Today was my second day in the Bunya Mountains and after sleeping the night in my van, I was up early and preparing for two 4-hour hikes followed by a 3-hour drive home.
Today’s hikes run into each other at the Cherry Plains Lookout and could be combined, but I chose to separate them and stop for lunch in between.
Map is owned by and used with courtesy of Queensland Government. Please visit that site for more detailed information on hiking in this region.
Westcliff and Cherry Plain Lookouts – 11.4km
This hike begins at Paradise Carpark, an area I came close to on yesterday’s hike past Paradise Falls. Yesterday’s hike was on the northern side of the Bunya Mountains, today’s hikes are both on the southern side.
The walk began in a forest similar to yesterday’s. I quickly came to a place called Little Pocket, a small glade in the middle of the forest. It would make a great place to camp or for a picnic.
The trail continued on the other side of the pocket with many ferns growing on either side. The trail meandered through the forest with the typical sound of the whip birds singing to each other.
A slanted, tree laden cliff face dropped away on my left giving vegetation obscured views of the plains to the south heading to Toowoomba. I soon arrived at the Westcliff Lookout which gave me clearer views of the plains.
I walked back into the forest and eventually came to a burned area with new green shoots.
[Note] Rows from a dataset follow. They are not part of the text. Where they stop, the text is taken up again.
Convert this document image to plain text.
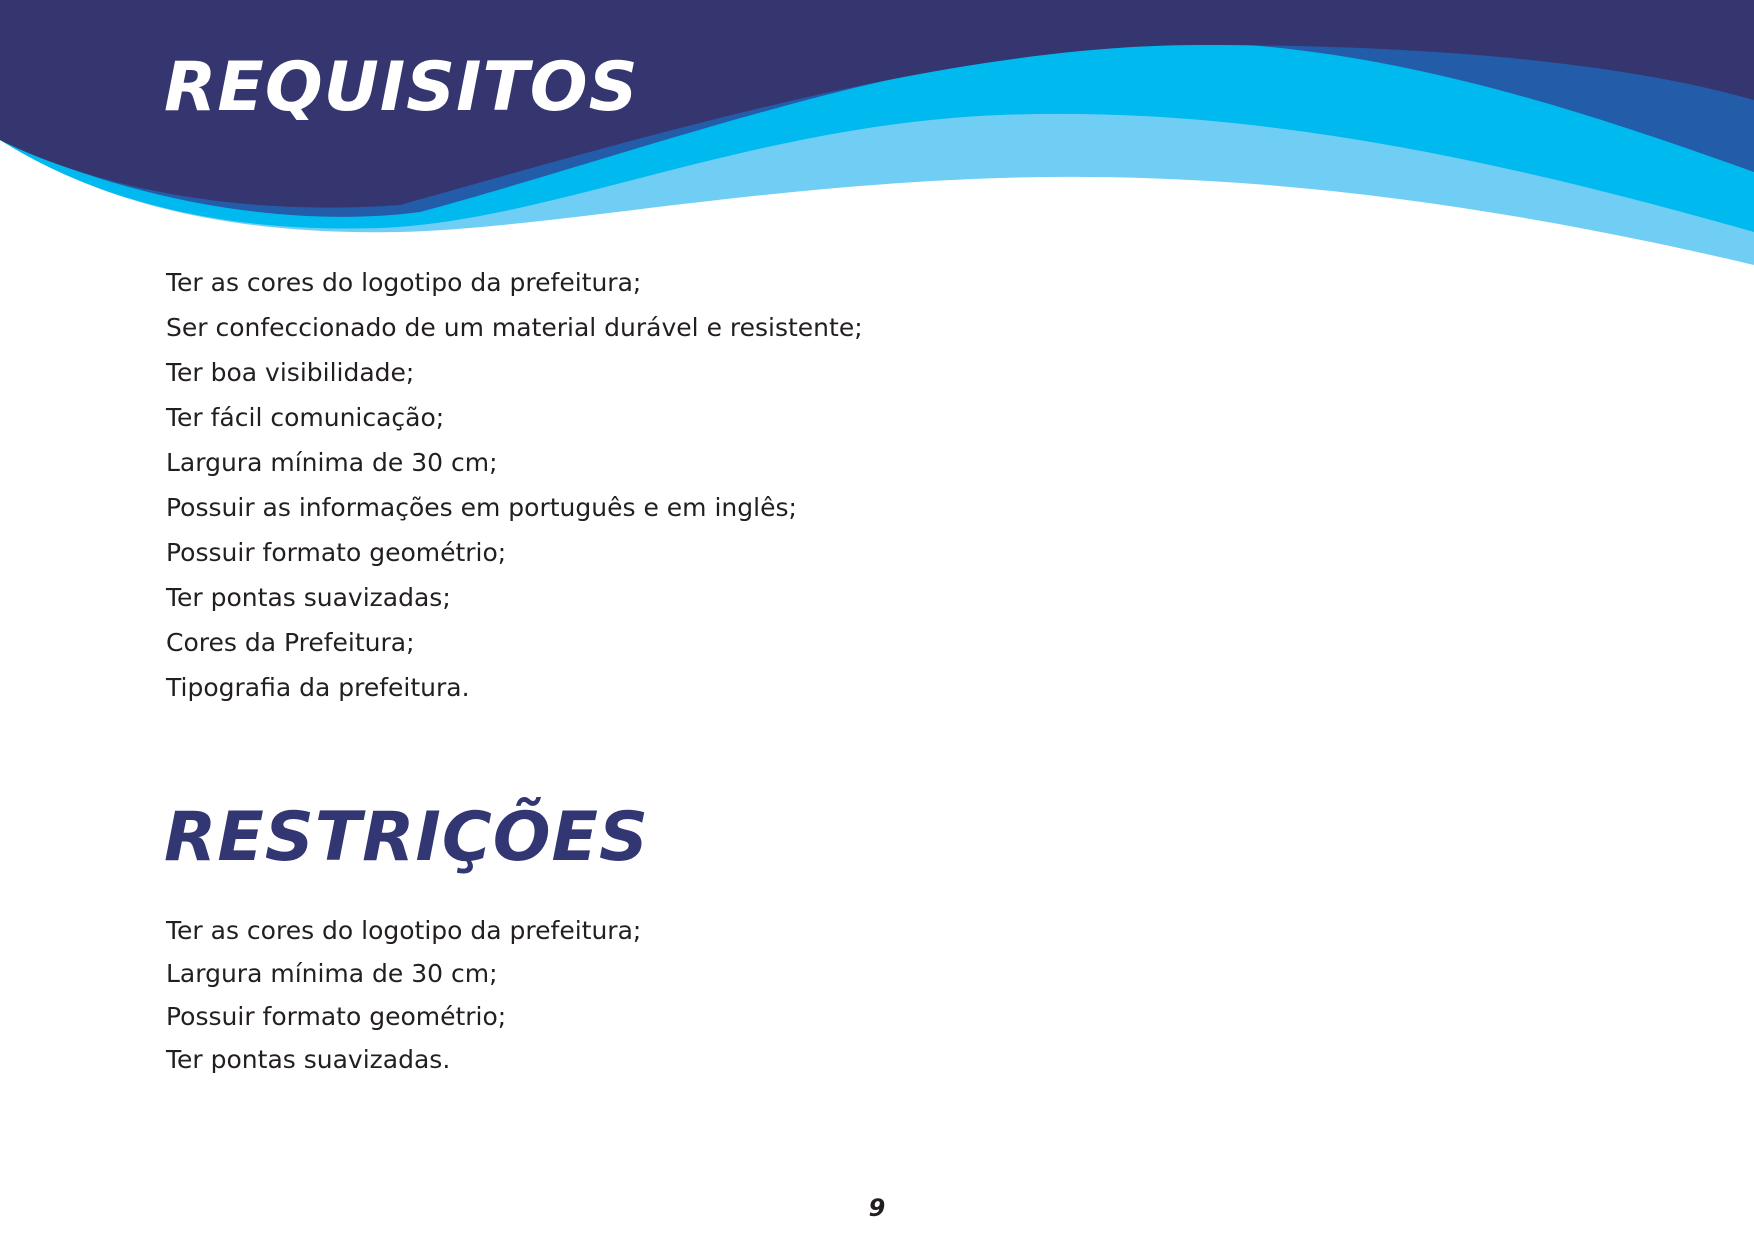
REQUISITOS
Ter as cores do logotipo da prefeitura;
Ser confeccionado de um material durável e resistente;
Ter boa visibilidade;
Ter fácil comunicação;
Largura mínima de 30 cm;
Possuir as informações em português e em inglês;
Possuir formato geométrio;
Ter pontas suavizadas;
Cores da Prefeitura;
Tipografia da prefeitura.
RESTRIÇÕES
Ter as cores do logotipo da prefeitura;
Largura mínima de 30 cm;
Possuir formato geométrio;
Ter pontas suavizadas.
9
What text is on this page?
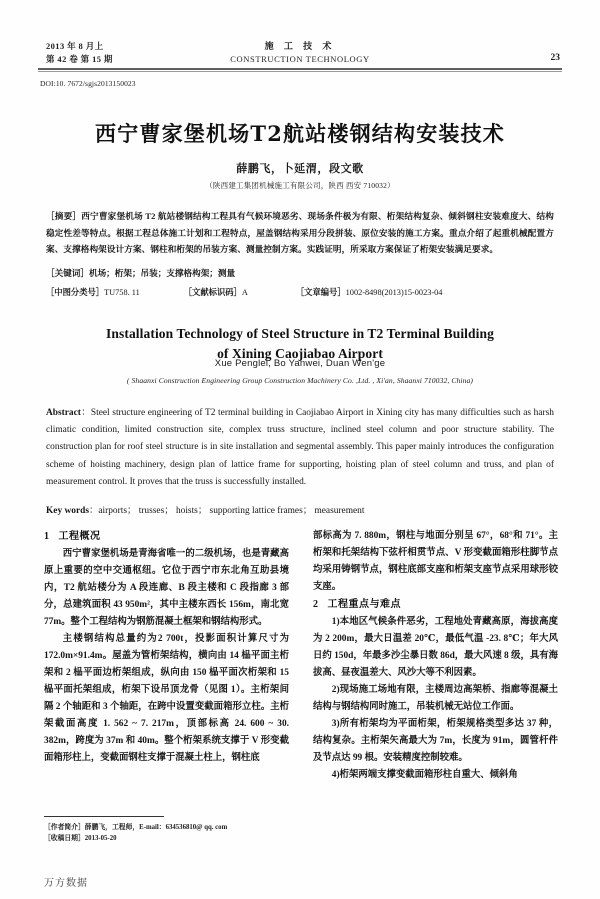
2013 年 8 月上
第 42 卷 第 15 期
施 工 技 术
CONSTRUCTION TECHNOLOGY	23
DOI:10. 7672/sgjs2013150023
西宁曹家堡机场T2航站楼钢结构安装技术
薛鹏飞，卜延渭，段文歌
（陕西建工集团机械施工有限公司，陕西 西安 710032）
［摘要］西宁曹家堡机场 T2 航站楼钢结构工程具有气候环境恶劣、现场条件极为有限、桁架结构复杂、倾斜钢柱安装难度大、结构稳定性差等特点。根据工程总体施工计划和工程特点，屋盖钢结构采用分段拼装、原位安装的施工方案。重点介绍了起重机械配置方案、支撑格构架设计方案、钢柱和桁架的吊装方案、测量控制方案。实践证明，所采取方案保证了桁架安装满足要求。
［关键词］机场；桁架；吊装；支撑格构架；测量
［中图分类号］TU758. 11	［文献标识码］A	［文章编号］1002-8498(2013)15-0023-04
Installation Technology of Steel Structure in T2 Terminal Building
of Xining Caojiabao Airport
Xue Penglei, Bo Yanwei, Duan Wen'ge
( Shaanxi Construction Engineering Group Construction Machinery Co. ,Ltd. , Xi'an, Shaanxi 710032, China)
Abstract：Steel structure engineering of T2 terminal building in Caojiabao Airport in Xining city has many difficulties such as harsh climatic condition, limited construction site, complex truss structure, inclined steel column and poor structure stability. The construction plan for roof steel structure is in site installation and segmental assembly. This paper mainly introduces the configuration scheme of hoisting machinery, design plan of lattice frame for supporting, hoisting plan of steel column and truss, and plan of measurement control. It proves that the truss is successfully installed.
Key words：airports； trusses； hoists； supporting lattice frames； measurement
1 工程概况

西宁曹家堡机场是青海省唯一的二级机场，也是青藏高原上重要的空中交通枢纽。它位于西宁市东北角互助县境内，T2 航站楼分为 A 段连廊、B 段主楼和 C 段指廊 3 部分，总建筑面积 43 950m²，其中主楼东西长 156m，南北宽 77m。整个工程结构为钢筋混凝土框架和钢结构形式。

主楼钢结构总量约为2 700t，投影面积计算尺寸为 172.0m×91.4m。屋盖为管桁架结构，横向由 14 榀平面主桁架和 2 榀平面边桁架组成，纵向由 150 榀平面次桁架和 15 榀平面托架组成，桁架下设吊顶龙骨（见图 1）。主桁架间隔 2 个轴距和 3 个轴距，在跨中设置变截面箱形立柱。主桁架截面高度 1. 562 ~ 7. 217m，顶部标高 24. 600 ~ 30. 382m，跨度为 37m 和 40m。整个桁架系统支撑于 V 形变截面箱形柱上，变截面钢柱支撑于混凝土柱上，钢柱底

部标高为 7. 880m，钢柱与地面分别呈 67°，68°和 71°。主桁架和托架结构下弦杆相贯节点、V 形变截面箱形柱脚节点均采用铸钢节点，钢柱底部支座和桁架支座节点采用球形铰支座。

2 工程重点与难点

1)本地区气候条件恶劣，工程地处青藏高原，海拔高度为 2 200m，最大日温差 20℃，最低气温 -23. 8℃；年大风日约 150d，年最多沙尘暴日数 86d，最大风速 8 级，具有海拔高、昼夜温差大、风沙大等不利因素。

2)现场施工场地有限，主楼周边高架桥、指廊等混凝土结构与钢结构同时施工，吊装机械无站位工作面。

3)所有桁架均为平面桁架，桁架规格类型多达 37 种，结构复杂。主桁架矢高最大为 7m，长度为 91m，圆管杆件及节点达 99 根。安装精度控制较难。

4)桁架两端支撑变截面箱形柱自重大、倾斜角

［作者简介］薛鹏飞，工程师，E-mail：634536810@ qq. com
［收稿日期］2013-05-20
万方数据
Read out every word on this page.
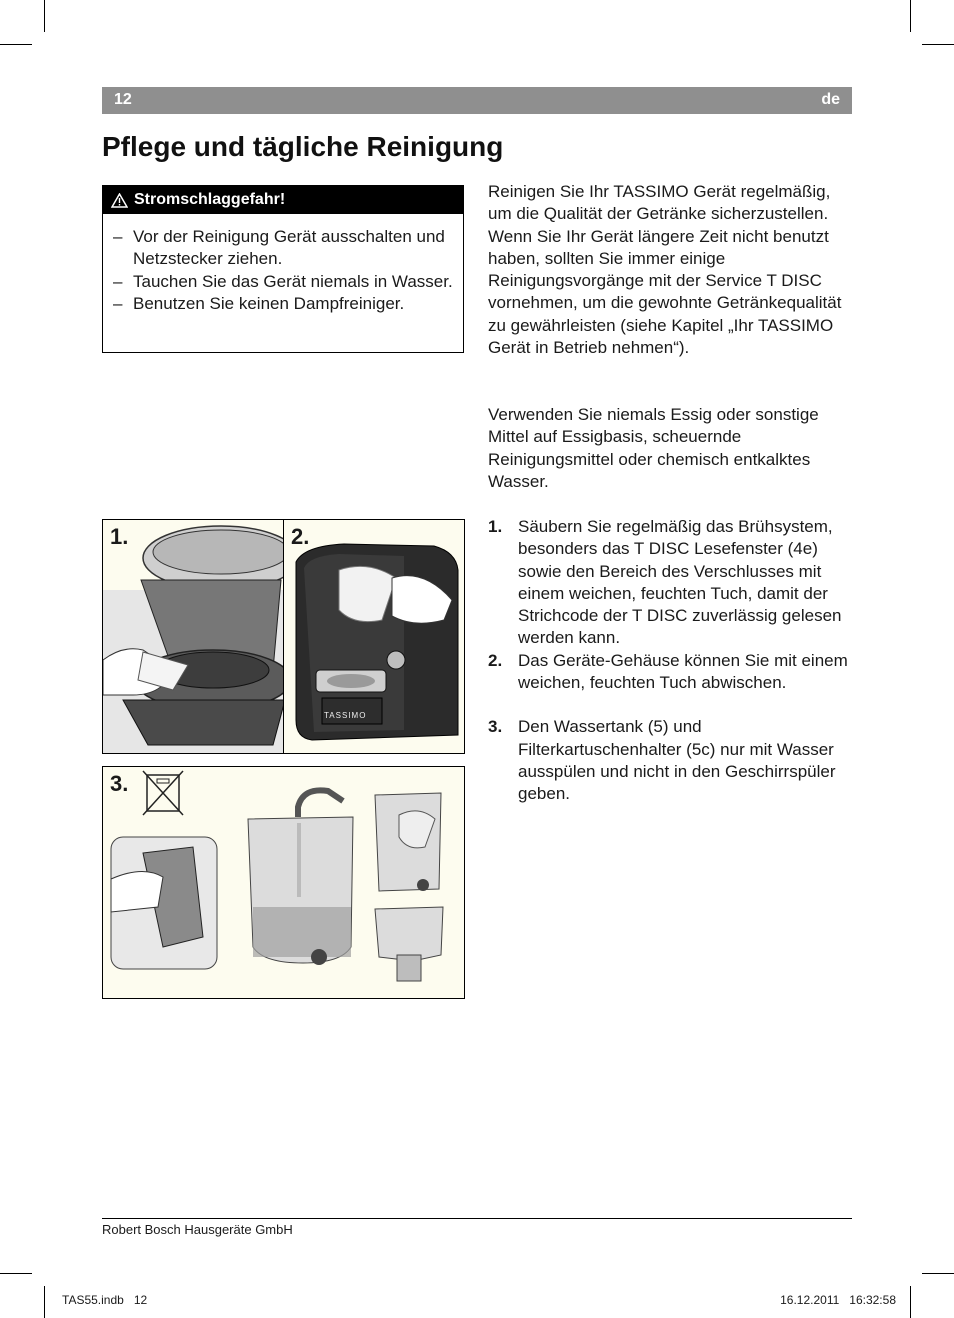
12	de
Pflege und tägliche Reinigung
Stromschlaggefahr!
– Vor der Reinigung Gerät ausschalten und Netzstecker ziehen.
– Tauchen Sie das Gerät niemals in Wasser.
– Benutzen Sie keinen Dampfreiniger.

Reinigen Sie Ihr TASSIMO Gerät regelmäßig, um die Qualität der Getränke sicherzustellen. Wenn Sie Ihr Gerät längere Zeit nicht benutzt haben, sollten Sie immer einige Reinigungsvorgänge mit der Service T DISC vornehmen, um die gewohnte Getränkequalität zu gewährleisten (siehe Kapitel „Ihr TASSIMO Gerät in Betrieb nehmen“).

Verwenden Sie niemals Essig oder sonstige Mittel auf Essigbasis, scheuernde Reinigungsmittel oder chemisch entkalktes Wasser.

1. Säubern Sie regelmäßig das Brühsystem, besonders das T DISC Lesefenster (4e) sowie den Bereich des Verschlusses mit einem weichen, feuchten Tuch, damit der Strichcode der T DISC zuverlässig gelesen werden kann.
2. Das Geräte-Gehäuse können Sie mit einem weichen, feuchten Tuch abwischen.
3. Den Wassertank (5) und Filterkartuschenhalter (5c) nur mit Wasser ausspülen und nicht in den Geschirrspüler geben.
1.	2.
TASSIMO
3.
Robert Bosch Hausgeräte GmbH
TAS55.indb   12	16.12.2011   16:32:58
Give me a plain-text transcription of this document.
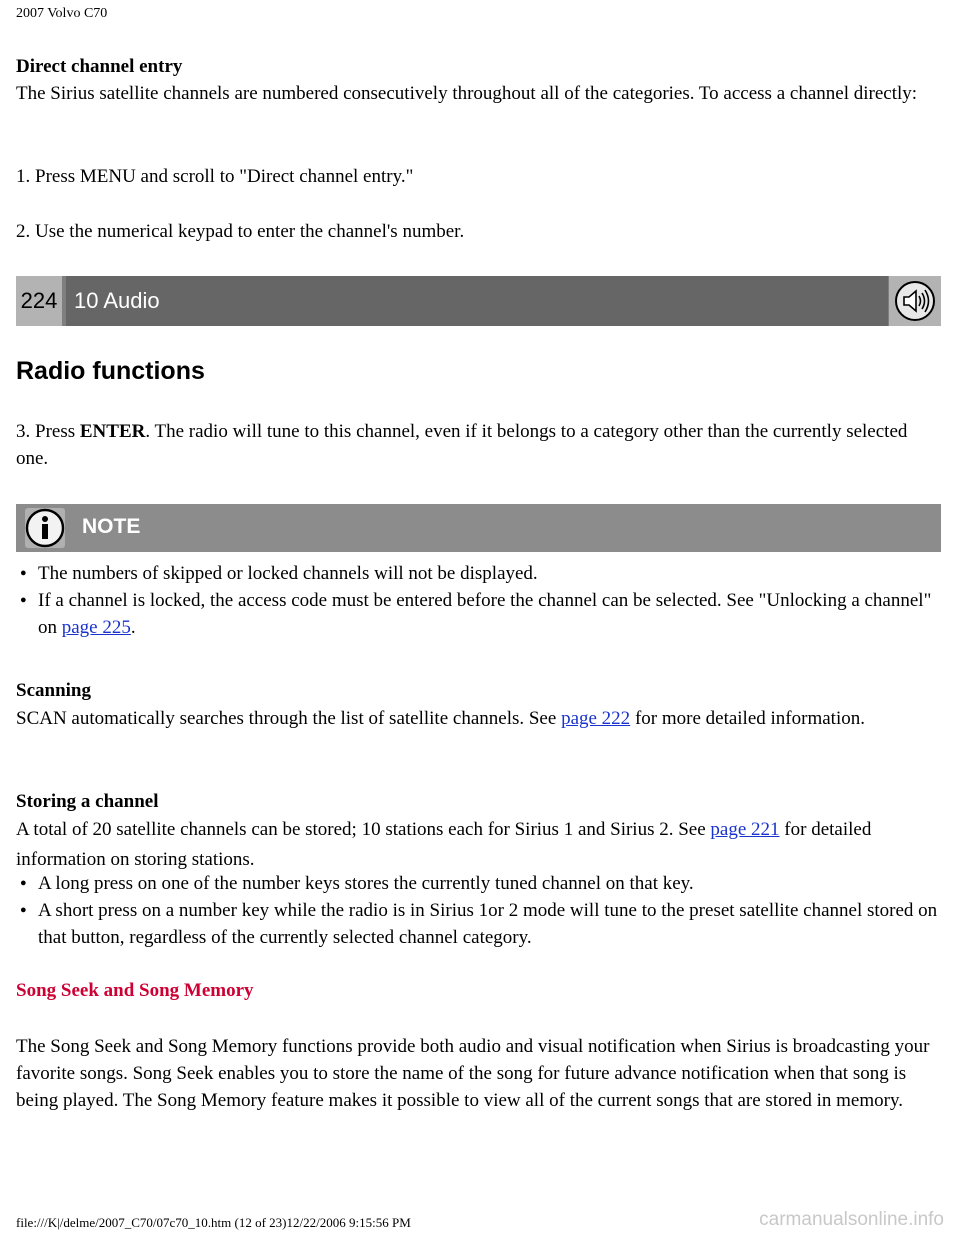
2007 Volvo C70
Direct channel entry
The Sirius satellite channels are numbered consecutively throughout all of the categories. To access a channel directly:
1. Press MENU and scroll to "Direct channel entry."
2. Use the numerical keypad to enter the channel's number.
224 10 Audio
Radio functions
3. Press ENTER. The radio will tune to this channel, even if it belongs to a category other than the currently selected one.
NOTE
● The numbers of skipped or locked channels will not be displayed.
● If a channel is locked, the access code must be entered before the channel can be selected. See "Unlocking a channel" on page 225.
Scanning
SCAN automatically searches through the list of satellite channels. See page 222 for more detailed information.
Storing a channel
A total of 20 satellite channels can be stored; 10 stations each for Sirius 1 and Sirius 2. See page 221 for detailed information on storing stations.
● A long press on one of the number keys stores the currently tuned channel on that key.
● A short press on a number key while the radio is in Sirius 1or 2 mode will tune to the preset satellite channel stored on that button, regardless of the currently selected channel category.
Song Seek and Song Memory
The Song Seek and Song Memory functions provide both audio and visual notification when Sirius is broadcasting your favorite songs. Song Seek enables you to store the name of the song for future advance notification when that song is being played. The Song Memory feature makes it possible to view all of the current songs that are stored in memory.
file:///K|/delme/2007_C70/07c70_10.htm (12 of 23)12/22/2006 9:15:56 PM	carmanualsonline.info
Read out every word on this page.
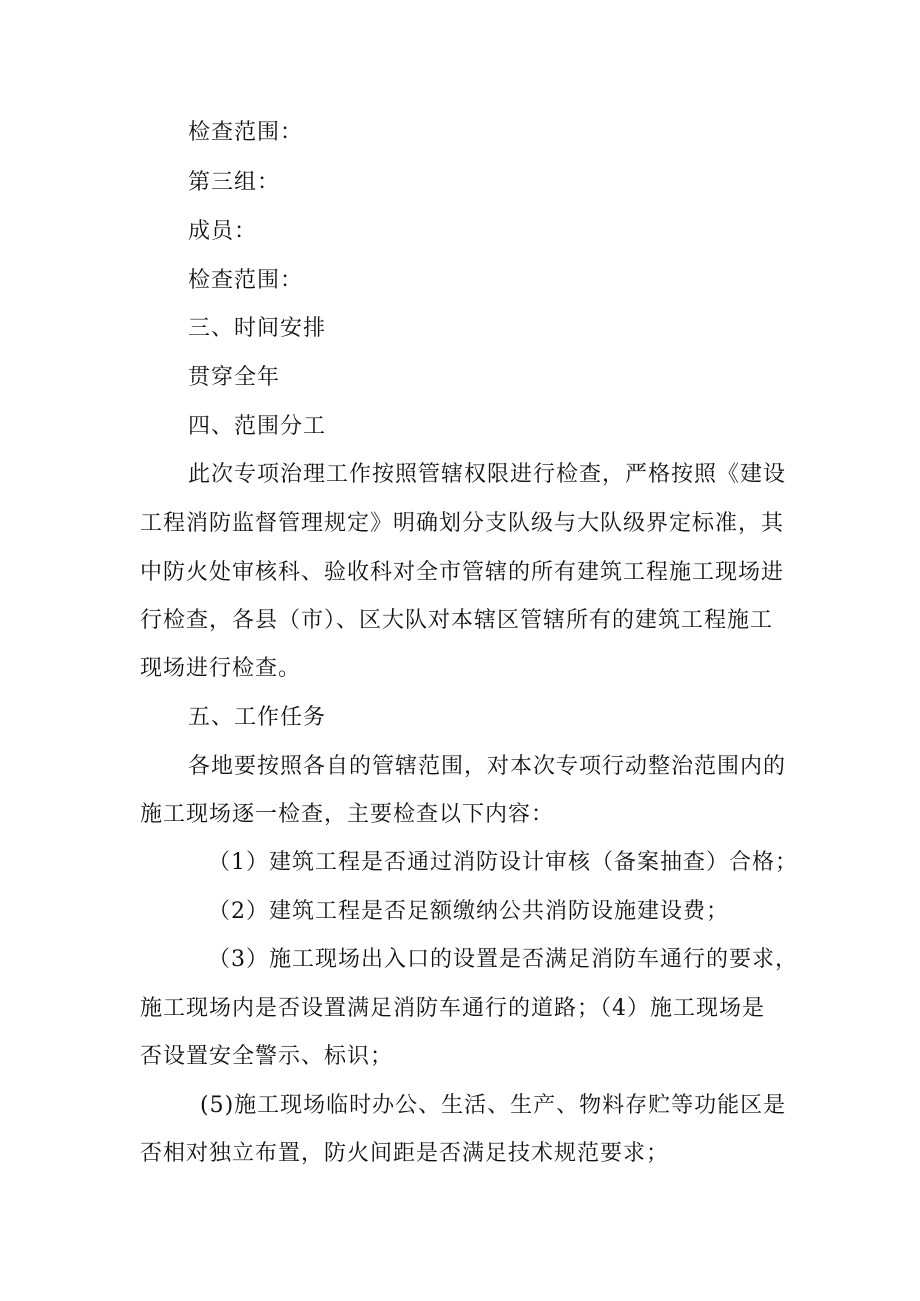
检查范围：
第三组：
成员：
检查范围：
三、时间安排
贯穿全年
四、范围分工
此次专项治理工作按照管辖权限进行检查，严格按照《建设
工程消防监督管理规定》明确划分支队级与大队级界定标准，其
中防火处审核科、验收科对全市管辖的所有建筑工程施工现场进
行检查，各县（市）、区大队对本辖区管辖所有的建筑工程施工
现场进行检查。
五、工作任务
各地要按照各自的管辖范围，对本次专项行动整治范围内的
施工现场逐一检查，主要检查以下内容：
（1）建筑工程是否通过消防设计审核（备案抽查）合格；
（2）建筑工程是否足额缴纳公共消防设施建设费；
（3）施工现场出入口的设置是否满足消防车通行的要求，
施工现场内是否设置满足消防车通行的道路；（4）施工现场是
否设置安全警示、标识；
(5)施工现场临时办公、生活、生产、物料存贮等功能区是
否相对独立布置，防火间距是否满足技术规范要求；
The land is hardy and while I think this was burned as part of Queensland’s back burning campaigns for the dry summers, it’s always amazing to see the new green shoots pushing up through the blackened ground. At the far side of the of the area I emerged into the Westcott Camping area where I’d spent the night.
I continued along the trail and headed downhill towards the Koondali Lookout and then on to the Valley View Lookout. Both gave the same sprawling views to the south.
The trail led back into the forest, but this time the vegetation along the sides had changed. The ferns had been replaced with the sharp spiky leaves of stinging nettles and cacti. I’m glad I wore long pants today! The trail eventually winds its way back towards the road. So far much of the walk had been fairly flat or slowly heading down, not what I expected in the mountains.
When I got back to the road, I followed it towards Paradise Carpark, some 3.5 km away. This turned out to be the hardest part of the hike as the road climbs steep hills directly to the carpark. The trail is suggested to take 4.5 hours, but it only took me 2.5.
Mount Kiangarow and Cherry Plain Circuit – 10.7km
I drove from Paradise Carpark to Burton’s Well Carpark and stopped for lunch. I then set out along the trail which quickly came to a junction at the bottom of Mount Kiangarow, the tallest mountain in the National Park. While it didn’t take long to climb the 1.1km trail, it was actually nice to be climbing something, albeit rather gently.
At the top the lookout is rather small with only a slim area to view from. A little disappointing, but you often get that.
Back at the junction I headed south and then east along the cliff line. As per the end of the last hike, the vegetation at the side of the path was mainly nettles around the trees. The path again headed downwards, this time a little more apparent than earlier today.
The Ghinghoin Lookout gave the same views south as much of the other lookouts. The trail then began to climb, not harshly, just long enough to keep the body working. While walking around the edge of the cliff, a bluff came into view and I could see a lookout platform on it. It was not a harsh climb, but after 16km of walking today my legs were starting a quiet burn.
The lookout was surprising easy to get to and I sat for a moment to give my legs some time before heading back up along the path. My last stop before the road was the Cherry Plain Lookout which was overgrown and I wasn’t sure exactly what I was looking out over.
The trail then joined the one I’d walked this morning and made its way for 1km to the road. This time I only had 2.4km of road to walk but again it was the steepest and hardest part of the hike.
I arrived back at the van ready for my trip home.
Overall, the Bunya Mountains are a beautiful place to walk with greatly varying vegetation depending on which side of the mountains you are on.
Next weekend I’m heading off to Crows Nest National Park.